Verzweifelt wünschte sie sich an die wundersamen Orte voll Essen und Wasser, von denen ihr Vater früher so oft erzählte. Damals trank man sogar süßes Wasser, das nach Früchten oder Beeren schmeckte. Für die Kinder waren die, für die Kinder in der alten Welt. Sie dagegen hatte nur den Schnee und der war kalt und schmerzte an den Zähnen und schmeckte auch nicht süß.
Mittlerweile erzählte ihr Vater keine Geschichten mehr. Er schlief fast nur noch und essen wollte er auch nicht mehr, wenn er denn mal wach war. Wenigstens nahm er noch regelmäßig Schnee in den Mund und ließ ihn darin schmelzen. Vielleicht hatte er ja bereits alle Geschichten erzählt, die es auf der Welt gab?
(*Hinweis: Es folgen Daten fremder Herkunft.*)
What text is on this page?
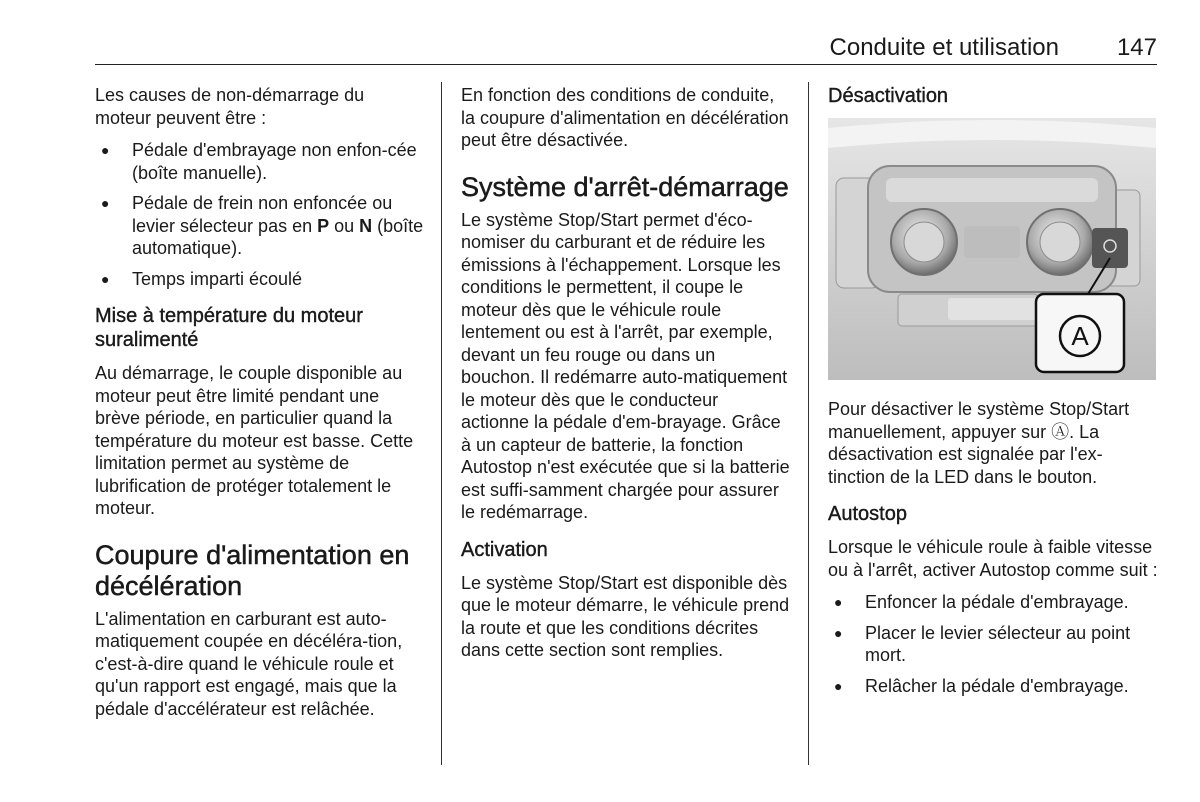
Conduite et utilisation 147

Les causes de non-démarrage du moteur peuvent être :

● Pédale d'embrayage non enfon-cée (boîte manuelle).
● Pédale de frein non enfoncée ou levier sélecteur pas en P ou N (boîte automatique).
● Temps imparti écoulé
Mise à température du moteur suralimenté

Au démarrage, le couple disponible au moteur peut être limité pendant une brève période, en particulier quand la température du moteur est basse. Cette limitation permet au système de lubrification de protéger totalement le moteur.

Coupure d'alimentation en décélération

L'alimentation en carburant est auto-matiquement coupée en décéléra-tion, c'est-à-dire quand le véhicule roule et qu'un rapport est engagé, mais que la pédale d'accélérateur est relâchée.

En fonction des conditions de conduite, la coupure d'alimentation en décélération peut être désactivée.

Système d'arrêt-démarrage

Le système Stop/Start permet d'éco-nomiser du carburant et de réduire les émissions à l'échappement. Lorsque les conditions le permettent, il coupe le moteur dès que le véhicule roule lentement ou est à l'arrêt, par exemple, devant un feu rouge ou dans un bouchon. Il redémarre auto-matiquement le moteur dès que le conducteur actionne la pédale d'em-brayage. Grâce à un capteur de batterie, la fonction Autostop n'est exécutée que si la batterie est suffi-samment chargée pour assurer le redémarrage.

Activation

Le système Stop/Start est disponible dès que le moteur démarre, le véhicule prend la route et que les conditions décrites dans cette section sont remplies.

Désactivation
A

Pour désactiver le système Stop/Start manuellement, appuyer sur Ⓐ. La désactivation est signalée par l'ex-tinction de la LED dans le bouton.

Autostop

Lorsque le véhicule roule à faible vitesse ou à l'arrêt, activer Autostop comme suit :

● Enfoncer la pédale d'embrayage.
● Placer le levier sélecteur au point mort.
● Relâcher la pédale d'embrayage.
Oder er hat damit aufgehört, weil ihm klar wurde, dass sie seine Geschichten nicht mehr weitererzählen würde, weil es niemanden mehr gab, der zuhören konnte.
Sie steckte ihren Finger in die Konservendose und wischte an ihrem Rand die letzten Reste zusammen. Ihr Finger war ganz rot vom Saft. Traurig schaute sie darauf, dann steckte sie ihn sich in den Mund. Sie behielt ihn auch noch dort, nachdem die letzte Flamme schon längst erloschen war und sie nichts anderes mehr schmeckte als ihre eigene schmutzige Haut. Auch als sie ihren Kopf auf die Schulter ihrer Schwester legte und die Augen schloss, nahm sie ihn nicht heraus. Vermutlich würde sie genau so einschlafen. Und wenn sie aufwachte, nein, falls sie aufwachte, wäre er vermutlich immer noch dort.
"Hätten die Menschen aus der alten Welt doch damals nur eine andere Wahl getroffen, dann hätte sie heute auch noch eine", dachte sie und fiel in einen tiefen Schlaf - den letzten und längsten in ihrem Leben.